Tietjen: Wir haben ja das mit Ökosystemen zu tun, die wahnsinnig komplex sind. Da sind ja ganz viele verschiedene Bereiche in diesem Ökosystem, die miteinander wechselwirken. Und was wir uns anschauen mit Modellen ist zum Beispiel, was passiert eigentlich, wenn es regnet? Wie viel von diesem Wasser kommt in den Boden? Wie viel versickert da? Wie steht das dann auch den Pflanzen zur Verfügung? Wie nehmen die dann wiederum das Wasser auf? Und das beschreiben wir mithilfe von Modellen. Das heißt, wir beschreiben mithilfe von mathematischen Gleichungen, was genau mit den verschiedenen Komponenten, mit Wasser, mit Vegetation, was da passiert, ob die Pflanzen dann eben mehr Biomasse in die Wurzeln stecken, um eben besser an das Wasser ranzukommen, oder ob die dann eben oberirdisch mehr wachsen, weil sie einfach zum Beispiel besser ans Licht rankommen wollen.
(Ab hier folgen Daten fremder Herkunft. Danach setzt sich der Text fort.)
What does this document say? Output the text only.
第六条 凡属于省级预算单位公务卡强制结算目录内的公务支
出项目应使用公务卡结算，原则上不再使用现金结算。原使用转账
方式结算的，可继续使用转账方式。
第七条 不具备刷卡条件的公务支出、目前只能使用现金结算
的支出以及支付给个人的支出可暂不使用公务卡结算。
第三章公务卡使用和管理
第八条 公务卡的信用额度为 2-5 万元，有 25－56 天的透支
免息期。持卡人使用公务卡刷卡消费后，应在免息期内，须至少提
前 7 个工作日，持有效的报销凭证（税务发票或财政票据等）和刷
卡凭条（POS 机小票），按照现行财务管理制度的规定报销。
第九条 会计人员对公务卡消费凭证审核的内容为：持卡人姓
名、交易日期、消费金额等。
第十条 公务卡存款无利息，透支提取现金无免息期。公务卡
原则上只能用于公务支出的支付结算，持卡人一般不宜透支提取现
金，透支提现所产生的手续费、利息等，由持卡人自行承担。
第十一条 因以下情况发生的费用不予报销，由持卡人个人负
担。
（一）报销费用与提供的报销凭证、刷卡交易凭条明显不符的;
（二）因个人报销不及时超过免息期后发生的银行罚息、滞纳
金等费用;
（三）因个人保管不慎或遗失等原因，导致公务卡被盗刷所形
Und das ist, kann man sich ein bisschen vorstellen, wie bei den Klimamodellen, wo man ja auch die ganzen Luftströmungen und so weiter beschreibt und das machen wir aber eben mit Ökosystemen. Und der Vorteil ist, dass wir dann in diesen Modellen „was-wäre-wenn-Szenarien“ durchspielen können. Das heißt, wir können uns angucken, was wäre, wenn zum Beispiel wir vermehrt Dürren hätten? Wie reagiert die Vegetation darauf? Oder wir können uns angucken, was wäre, wenn wir ganz andere Arten in dem System hätten? Ist das System dann stabiler oder bricht das vielleicht noch deutlich schneller zusammen? Und so können wir dann ausloten mithilfe von den Modellen, wie sich wahrscheinlich Ökosysteme unter anderen Bedingungen verhalten würden und was das dann auch zum Beispiel für den Wasserhaushalt für Folgen hat oder für die Kohlenstoffspeicherung von Systemen, um Kohlenstoff aus der Atmosphäre rauszuholen und um da einfach Erkenntnisse zu gucken, wie wir Ökosysteme auch quasi nutzen können, Funktionen zu erhalten, die wir als Menschen davon dringend brauchen.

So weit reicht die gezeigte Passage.